FiveThirtyEight
Neil Paine

According to win probability added, the Pirates were one of the clutchest hitting teams in the National League during the regular season. Yup.
Rob Arthur

The Chicago Cubs are on the brink of making the divisional series, carrying a 4-0 lead into the eighth inning. Pretty good for a franchise widely known as exceptionally futile in the postseason. That’s what happens when you don’t win a World Series in more than 100 years.

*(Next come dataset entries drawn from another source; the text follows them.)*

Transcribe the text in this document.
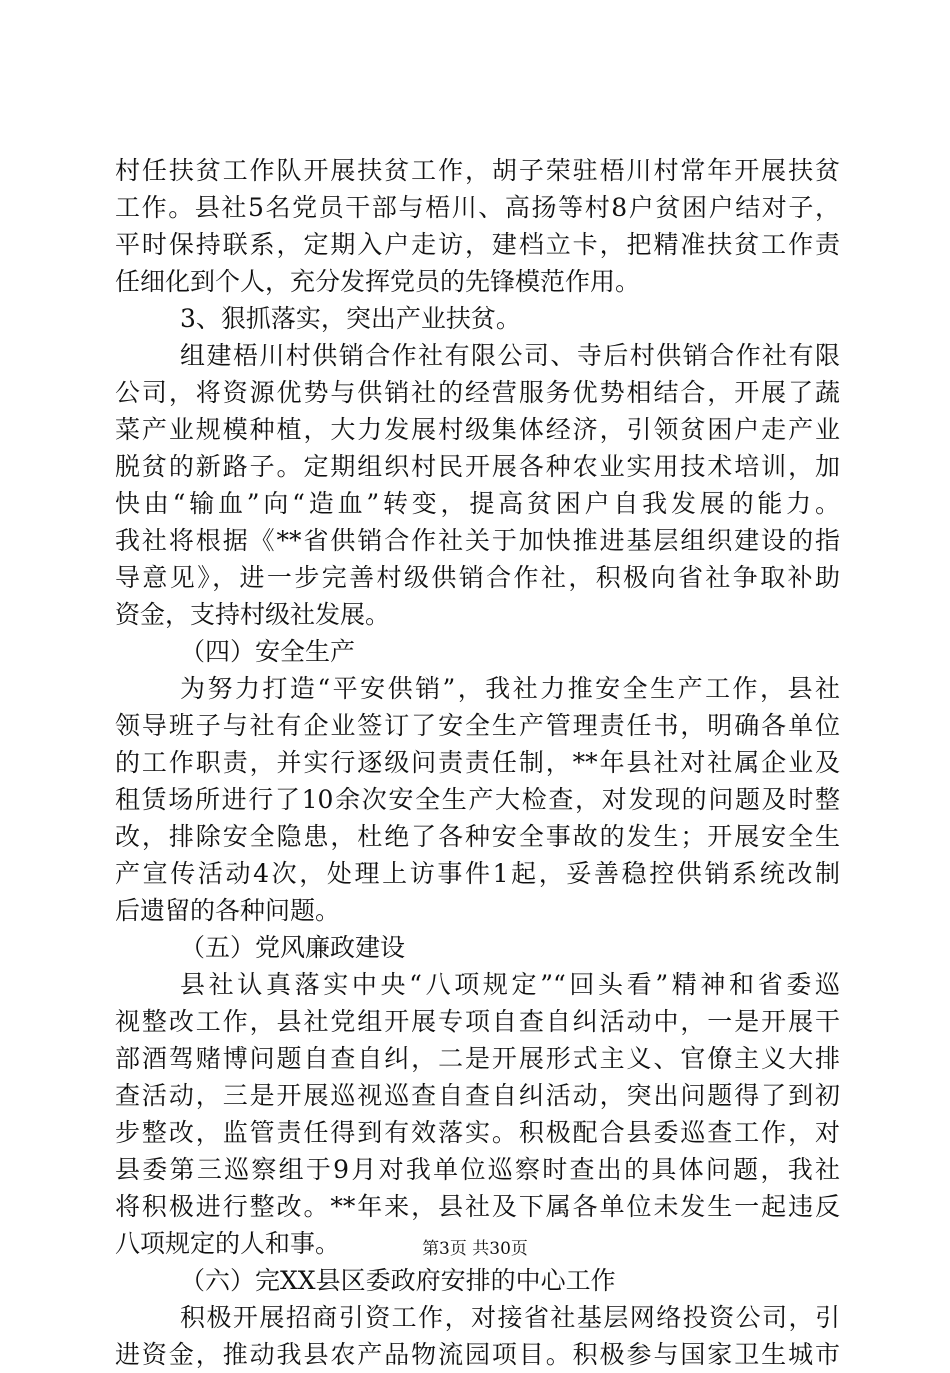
村任扶贫工作队开展扶贫工作，胡子荣驻梧川村常年开展扶贫
工作。县社5名党员干部与梧川、高扬等村8户贫困户结对子，
平时保持联系，定期入户走访，建档立卡，把精准扶贫工作责
任细化到个人，充分发挥党员的先锋模范作用。
3、狠抓落实，突出产业扶贫。
组建梧川村供销合作社有限公司、寺后村供销合作社有限
公司，将资源优势与供销社的经营服务优势相结合，开展了蔬
菜产业规模种植，大力发展村级集体经济，引领贫困户走产业
脱贫的新路子。定期组织村民开展各种农业实用技术培训，加
快由“输血”向“造血”转变，提高贫困户自我发展的能力。
我社将根据《**省供销合作社关于加快推进基层组织建设的指
导意见》，进一步完善村级供销合作社，积极向省社争取补助
资金，支持村级社发展。
（四）安全生产
为努力打造“平安供销”，我社力推安全生产工作，县社
领导班子与社有企业签订了安全生产管理责任书，明确各单位
的工作职责，并实行逐级问责责任制，**年县社对社属企业及
租赁场所进行了10余次安全生产大检查，对发现的问题及时整
改，排除安全隐患，杜绝了各种安全事故的发生；开展安全生
产宣传活动4次，处理上访事件1起，妥善稳控供销系统改制
后遗留的各种问题。
（五）党风廉政建设
县社认真落实中央“八项规定”“回头看”精神和省委巡
视整改工作，县社党组开展专项自查自纠活动中，一是开展干
部酒驾赌博问题自查自纠，二是开展形式主义、官僚主义大排
查活动，三是开展巡视巡查自查自纠活动，突出问题得了到初
步整改，监管责任得到有效落实。积极配合县委巡查工作，对
县委第三巡察组于9月对我单位巡察时查出的具体问题，我社
将积极进行整改。**年来，县社及下属各单位未发生一起违反
八项规定的人和事。
（六）完XX县区委政府安排的中心工作
积极开展招商引资工作，对接省社基层网络投资公司，引
进资金，推动我县农产品物流园项目。积极参与国家卫生城市
第3页 共30页
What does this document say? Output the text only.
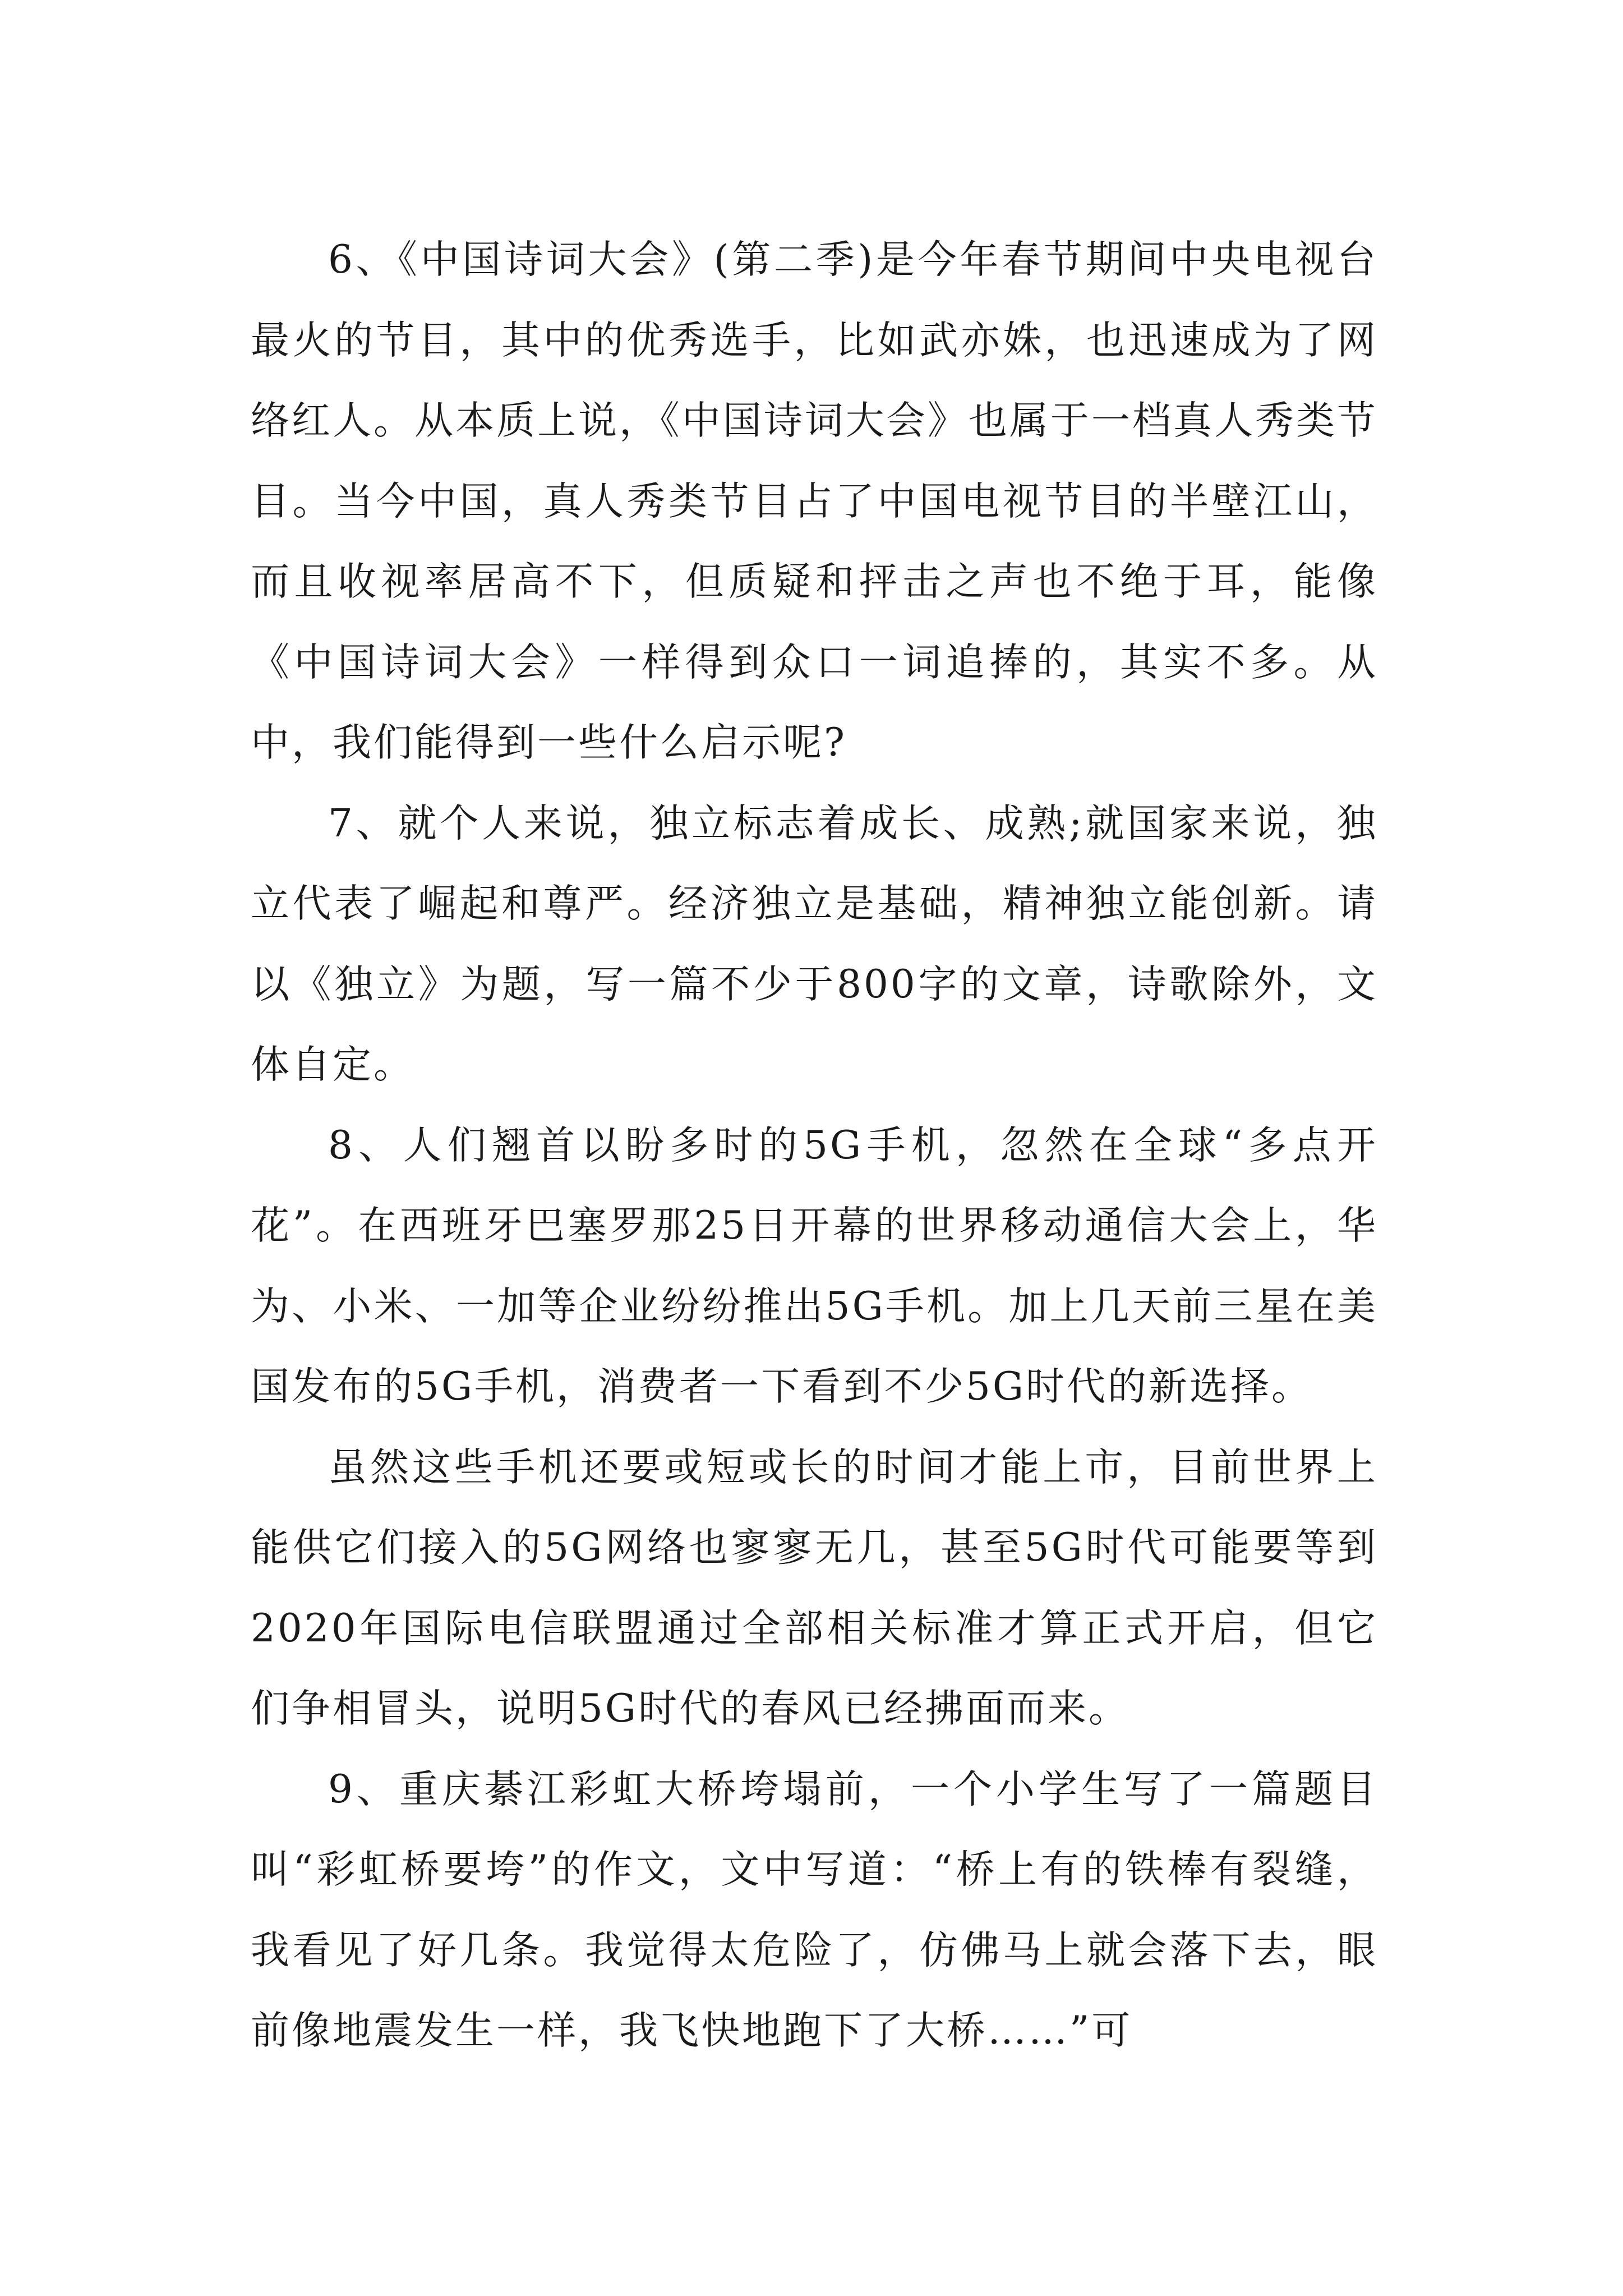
6、《中国诗词大会》(第二季)是今年春节期间中央电视台最火的节目，其中的优秀选手，比如武亦姝，也迅速成为了网络红人。从本质上说，《中国诗词大会》也属于一档真人秀类节目。当今中国，真人秀类节目占了中国电视节目的半壁江山，而且收视率居高不下，但质疑和抨击之声也不绝于耳，能像《中国诗词大会》一样得到众口一词追捧的，其实不多。从中，我们能得到一些什么启示呢?

7、就个人来说，独立标志着成长、成熟;就国家来说，独立代表了崛起和尊严。经济独立是基础，精神独立能创新。请以《独立》为题，写一篇不少于800字的文章，诗歌除外，文体自定。

8、人们翘首以盼多时的5G手机，忽然在全球“多点开花”。在西班牙巴塞罗那25日开幕的世界移动通信大会上，华为、小米、一加等企业纷纷推出5G手机。加上几天前三星在美国发布的5G手机，消费者一下看到不少5G时代的新选择。

虽然这些手机还要或短或长的时间才能上市，目前世界上能供它们接入的5G网络也寥寥无几，甚至5G时代可能要等到2020年国际电信联盟通过全部相关标准才算正式开启，但它们争相冒头，说明5G时代的春风已经拂面而来。

9、重庆綦江彩虹大桥垮塌前，一个小学生写了一篇题目叫“彩虹桥要垮”的作文，文中写道：“桥上有的铁棒有裂缝，我看见了好几条。我觉得太危险了，仿佛马上就会落下去，眼前像地震发生一样，我飞快地跑下了大桥……”可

More advanced statistics back up the idea that the Cubs are especially unsuccessful. There’s a strong correlation between a franchise’s lifetime win-loss percentage and its number of World Series wins. By that correlation, the Cubs register as a significant outlier, having compiled a .512 winning percentage (sixth-best in MLB history) in their 140-plus years of existence, but only a couple of World Series wins. Naively, we would have expected the Cubs to have won something like 20 championships, based on their strong win percentage.
Neil Paine

If Pittsburgh can’t get any runs across the plate against the Cubs, they’ll probably look back ruefully at this game in mid-September. That’s when rookie third baseman Jung Ho Kang tore his MCL and was lost for the remainder of the season. According to OPS+, Kang was Pittsburgh’s second-best hitter (behind Andrew McCutchen) during the regular season.